Accomplish: using the device to manage information or life to gain some sense of accomplishment
Socialize: self-explanatory, but characterized by direct engagement with others over the device
Prepare: planning for upcoming activity
Me Time: relaxation, time-passing
Discover: actively seeking information
Shop: looking for a product or service
Express Myself: participating in a passion
Obviously, there is a lot of crossover among these general categories. After all, isn’t game-playing motivated both by me time and achievement? Isn’t expression a social function usually aimed at specific people? But like all constructs of behavior, these must be regarded as contingent and more useful than absolute.
But they are useful in that they help marketers think about and target (or avoid) states of mind where they really are not welcome. For instance, according to the researchers, Me Time constitutes the biggest share of mobile time (46%), and much of that time is spent in lean-back media consumption mode. The study found that mobile advertising actually performs most poorly when the user is me time-motivated because the messaging easily feels irrelevant to the user’s state of mind or is more readily regarded as interruptive and irritating.
By the way, the other motives have a much lower share of mobile time spent: socialize (19%), shop (12%), accomplish (11%), prepare (7%), discover (4%) and Express myself (2%).
In order to get at these behaviors, the research group InsightsNow combined multiple styles of investigation, ranging from video diaries by users to interviews and surveys and actual clickstream analysis. The combination of methods may be as important as the initial findings. They suggest the ways in which we need to get beyond some of the traditional and easy research methods to understand the complexity of our relationship to these devices.

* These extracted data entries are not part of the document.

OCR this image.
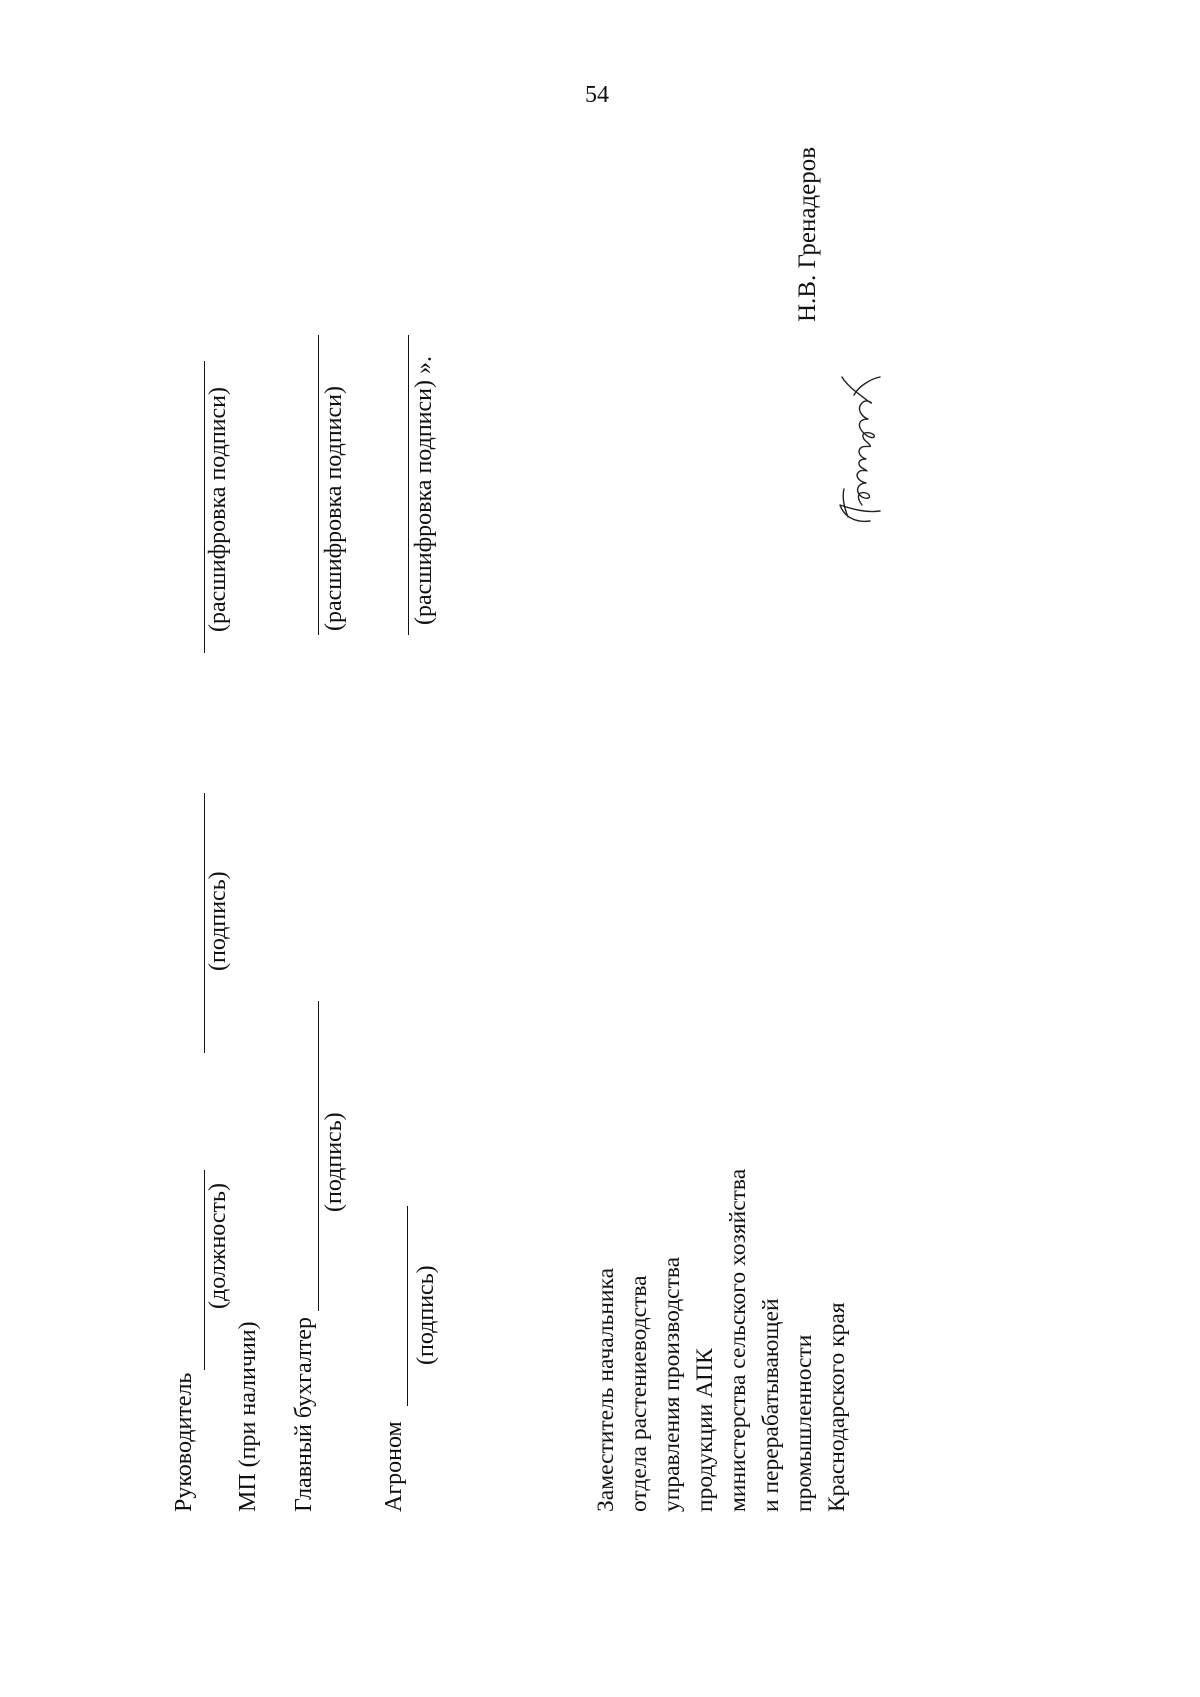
54
Руководитель
(должность)
(подпись)
(расшифровка подписи)
МП (при наличии) Главный бухгалтер
(подпись)
(расшифровка подписи)
Агроном
(подпись)
(расшифровка подписи) ».
Заместитель начальника отдела растениеводства управления производства продукции АПК министерства сельского хозяйства и перерабатывающей промышленности Краснодарского края
Н.В. Гренадеров
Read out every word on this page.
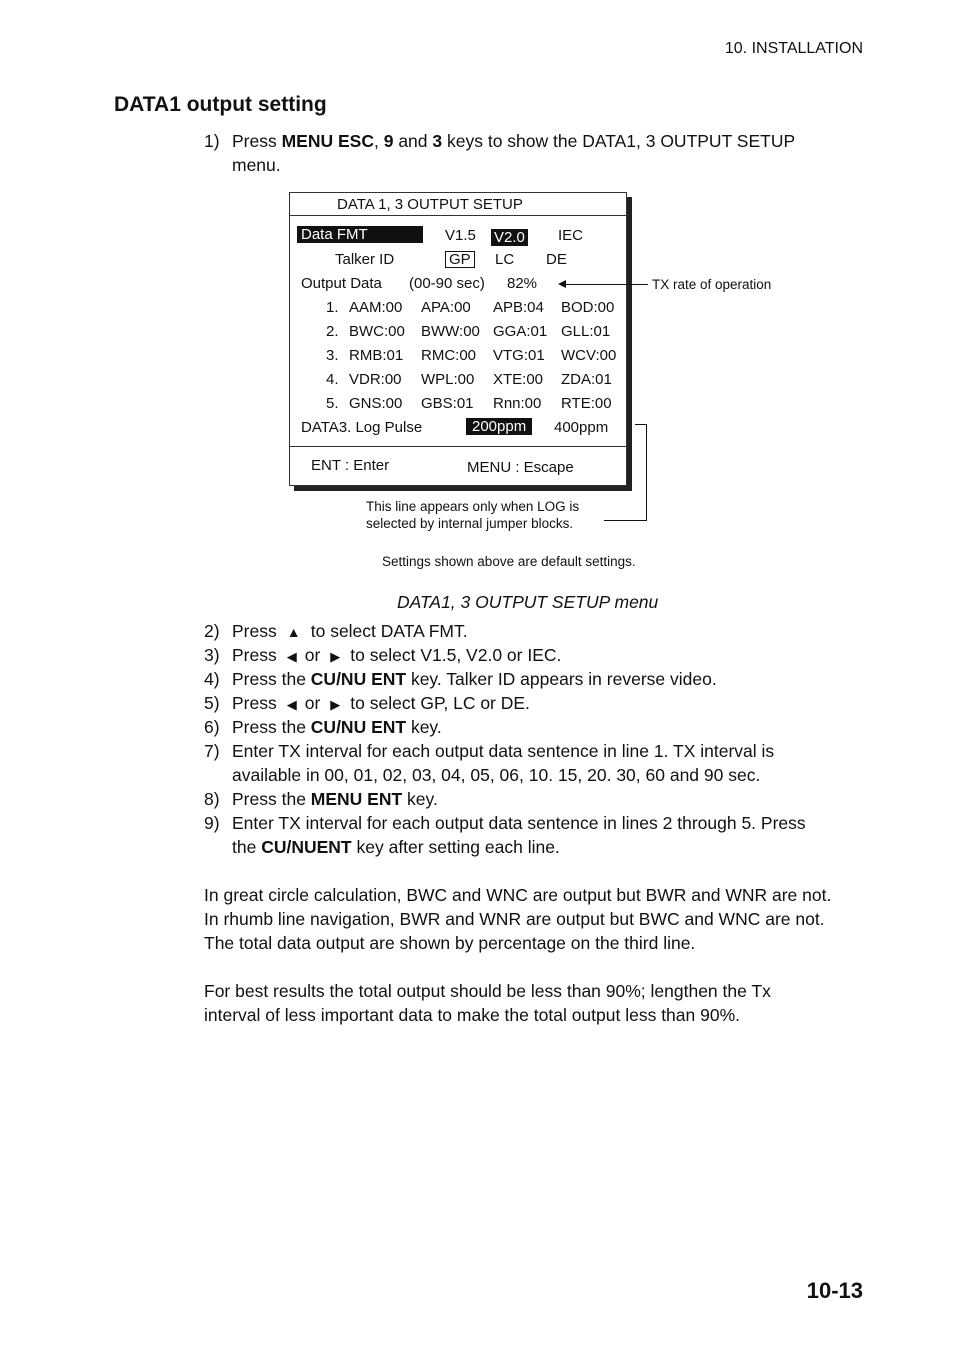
10. INSTALLATION
DATA1 output setting
1) Press MENU ESC, 9 and 3 keys to show the DATA1, 3 OUTPUT SETUP
menu.
DATA 1, 3 OUTPUT SETUP
Data FMT	V1.5 V2.0 IEC
Talker ID	GP LC DE
Output Data (00-90 sec) 82%
1. AAM:00 APA:00 APB:04 BOD:00
2. BWC:00 BWW:00 GGA:01 GLL:01
3. RMB:01 RMC:00 VTG:01 WCV:00
4. VDR:00 WPL:00 XTE:00 ZDA:01
5. GNS:00 GBS:01 Rnn:00 RTE:00
DATA3. Log Pulse	200ppm	400ppm
ENT : Enter	MENU : Escape
TX rate of operation
This line appears only when LOG is
selected by internal jumper blocks.
Settings shown above are default settings.
DATA1, 3 OUTPUT SETUP menu
2) Press ▲ to select DATA FMT.
3) Press ◀ or ▶ to select V1.5, V2.0 or IEC.
4) Press the CU/NU ENT key. Talker ID appears in reverse video.
5) Press ◀ or ▶ to select GP, LC or DE.
6) Press the CU/NU ENT key.
7) Enter TX interval for each output data sentence in line 1. TX interval is
available in 00, 01, 02, 03, 04, 05, 06, 10. 15, 20. 30, 60 and 90 sec.
8) Press the MENU ENT key.
9) Enter TX interval for each output data sentence in lines 2 through 5. Press
the CU/NUENT key after setting each line.
In great circle calculation, BWC and WNC are output but BWR and WNR are not.
In rhumb line navigation, BWR and WNR are output but BWC and WNC are not.
The total data output are shown by percentage on the third line.
For best results the total output should be less than 90%; lengthen the Tx
interval of less important data to make the total output less than 90%.
10-13
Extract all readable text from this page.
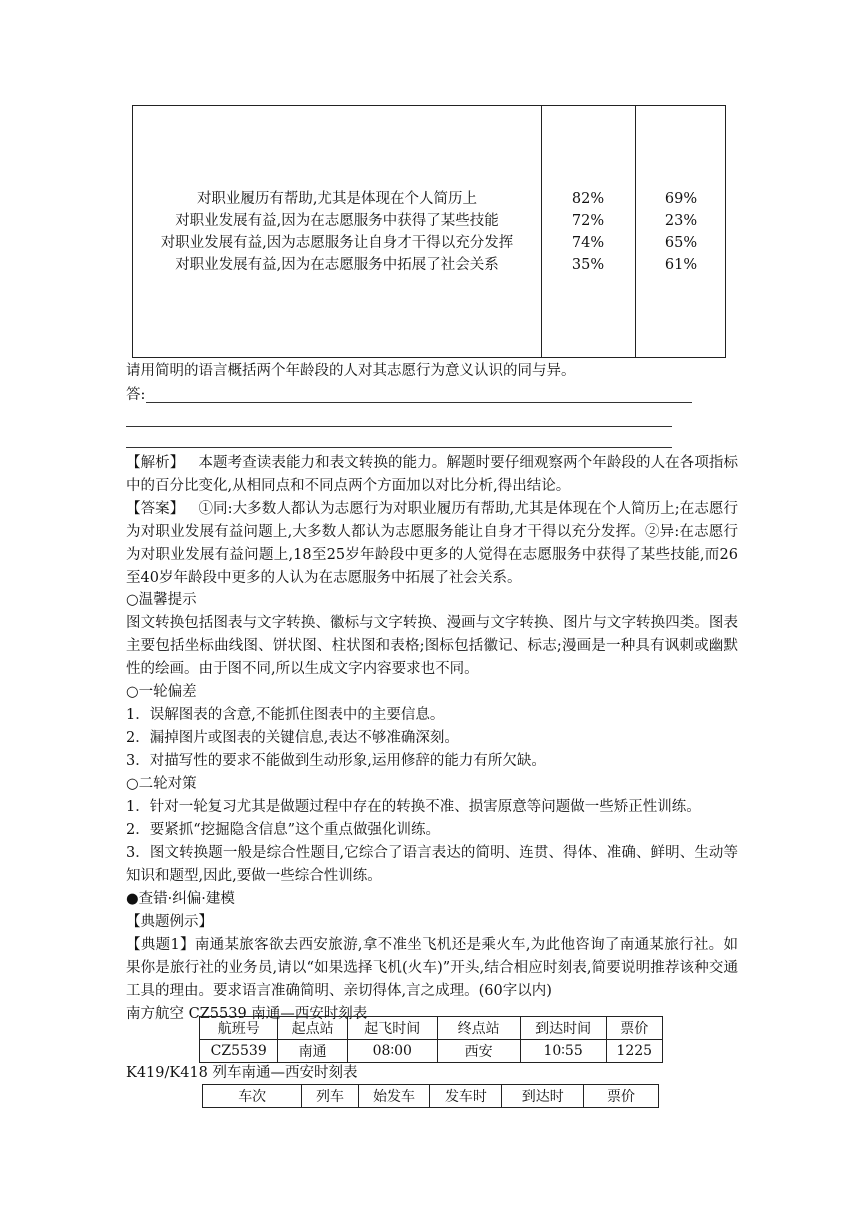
对职业履历有帮助,尤其是体现在个人简历上	82%	69%
对职业发展有益,因为在志愿服务中获得了某些技能	72%	23%
对职业发展有益,因为志愿服务让自身才干得以充分发挥	74%	65%
对职业发展有益,因为在志愿服务中拓展了社会关系	35%	61%
请用简明的语言概括两个年龄段的人对其志愿行为意义认识的同与异。
答:

【解析】 本题考查读表能力和表文转换的能力。解题时要仔细观察两个年龄段的人在各项指标中的百分比变化,从相同点和不同点两个方面加以对比分析,得出结论。

【答案】 ①同:大多数人都认为志愿行为对职业履历有帮助,尤其是体现在个人简历上;在志愿行为对职业发展有益问题上,大多数人都认为志愿服务能让自身才干得以充分发挥。②异:在志愿行为对职业发展有益问题上,18至25岁年龄段中更多的人觉得在志愿服务中获得了某些技能,而26至40岁年龄段中更多的人认为在志愿服务中拓展了社会关系。

○温馨提示
图文转换包括图表与文字转换、徽标与文字转换、漫画与文字转换、图片与文字转换四类。图表主要包括坐标曲线图、饼状图、柱状图和表格;图标包括徽记、标志;漫画是一种具有讽刺或幽默性的绘画。由于图不同,所以生成文字内容要求也不同。
○一轮偏差
1．误解图表的含意,不能抓住图表中的主要信息。
2．漏掉图片或图表的关键信息,表达不够准确深刻。
3．对描写性的要求不能做到生动形象,运用修辞的能力有所欠缺。
○二轮对策
1．针对一轮复习尤其是做题过程中存在的转换不准、损害原意等问题做一些矫正性训练。
2．要紧抓“挖掘隐含信息”这个重点做强化训练。
3．图文转换题一般是综合性题目,它综合了语言表达的简明、连贯、得体、准确、鲜明、生动等知识和题型,因此,要做一些综合性训练。
●查错·纠偏·建模
【典题例示】

【典题1】南通某旅客欲去西安旅游,拿不准坐飞机还是乘火车,为此他咨询了南通某旅行社。如果你是旅行社的业务员,请以“如果选择飞机(火车)”开头,结合相应时刻表,简要说明推荐该种交通工具的理由。要求语言准确简明、亲切得体,言之成理。(60字以内)

南方航空 CZ5539 南通—西安时刻表
航班号	起点站	起飞时间	终点站	到达时间	票价
CZ5539	南通	08∶00	西安	10∶55	1225
K419/K418 列车南通—西安时刻表
车次	列车	始发车	发车时	到达时	票价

But directionally, I like how this research moves beyond our own rhetoric about “mobile moments” or even my recent focus on “moods” and “modes.” While the idea of human “motive” is related to all of these ways of conceptualizing mobile uses, “motive” is sharper because it identifies not only the nature of an activity on the devices, but what is driving the activity. If ultimately, much of mobile marketing is aimed at eliciting an action of some kind, then understanding the “why” behind someone’s “mobile moment” is as critical as understanding “what” they are doing.